The NFL draft won’t be the same NFL draft, in many ways. In one way, maybe it will be.

Even with the Commissioner announcing the picks from home, he could be continuing his tradition of hearing boos.

“I guess you’re going to have to show up and watch,” Roger Goodell told Peter King for his pre-draft Football Morning in America column. “But I will say this: It’s a big part of the draft. I personally love the engagement with our fans. That [booing] is included. For us, we had to think through, ‘How are we going to bring the fans into the event? How are we going to allow the boo to be a part of the event as it has been in the past?’”

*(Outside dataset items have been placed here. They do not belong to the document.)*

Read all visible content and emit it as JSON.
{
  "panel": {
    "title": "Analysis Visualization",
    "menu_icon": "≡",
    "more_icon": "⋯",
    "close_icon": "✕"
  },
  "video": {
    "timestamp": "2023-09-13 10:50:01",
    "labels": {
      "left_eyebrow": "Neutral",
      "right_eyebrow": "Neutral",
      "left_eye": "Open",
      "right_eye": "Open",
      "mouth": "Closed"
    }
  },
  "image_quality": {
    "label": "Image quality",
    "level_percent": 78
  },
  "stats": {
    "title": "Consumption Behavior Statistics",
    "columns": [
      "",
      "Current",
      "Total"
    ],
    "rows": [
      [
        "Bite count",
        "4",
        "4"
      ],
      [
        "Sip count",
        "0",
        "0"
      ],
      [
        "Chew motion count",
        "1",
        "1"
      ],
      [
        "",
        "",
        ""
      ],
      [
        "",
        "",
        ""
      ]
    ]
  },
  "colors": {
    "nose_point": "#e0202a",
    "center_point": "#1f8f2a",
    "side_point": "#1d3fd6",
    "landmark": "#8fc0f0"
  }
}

As King explained last week, each pick will include a montage of 15 fans, who will interact with Goodell and/or react to the pick. Unless the NFL encourages them to boo (and if that happens the booing could come off as forced or inauthentic), those 15 fans will lack the herd anonymity that allows fans in one breath to boo Goodell and in another to rush for signatures and selfies.

A response to a question from Sunday’s PFT mailbag raised the possibility of Goodell arranging for his wife and daughters to playfully boo him from his basement when the process starts: “If executed the right way (and it wouldn’t be easy to do it), Goodell could score major points with NFL fans everywhere if he finds a way to poke fun at the fact that, if the draft were happening in Las Vegas, the thousands assembled on the Strip wouldn’t be chanting ‘Wayne NEWWWWW-ton.’”

However it plays out, and as Goodell himself says, you’re going to have to show up and watch. If you care enough about football to be reading these words, and given the broader circumstances that are keeping so many of us at home, there’s a much higher than 50-50 chance that you will.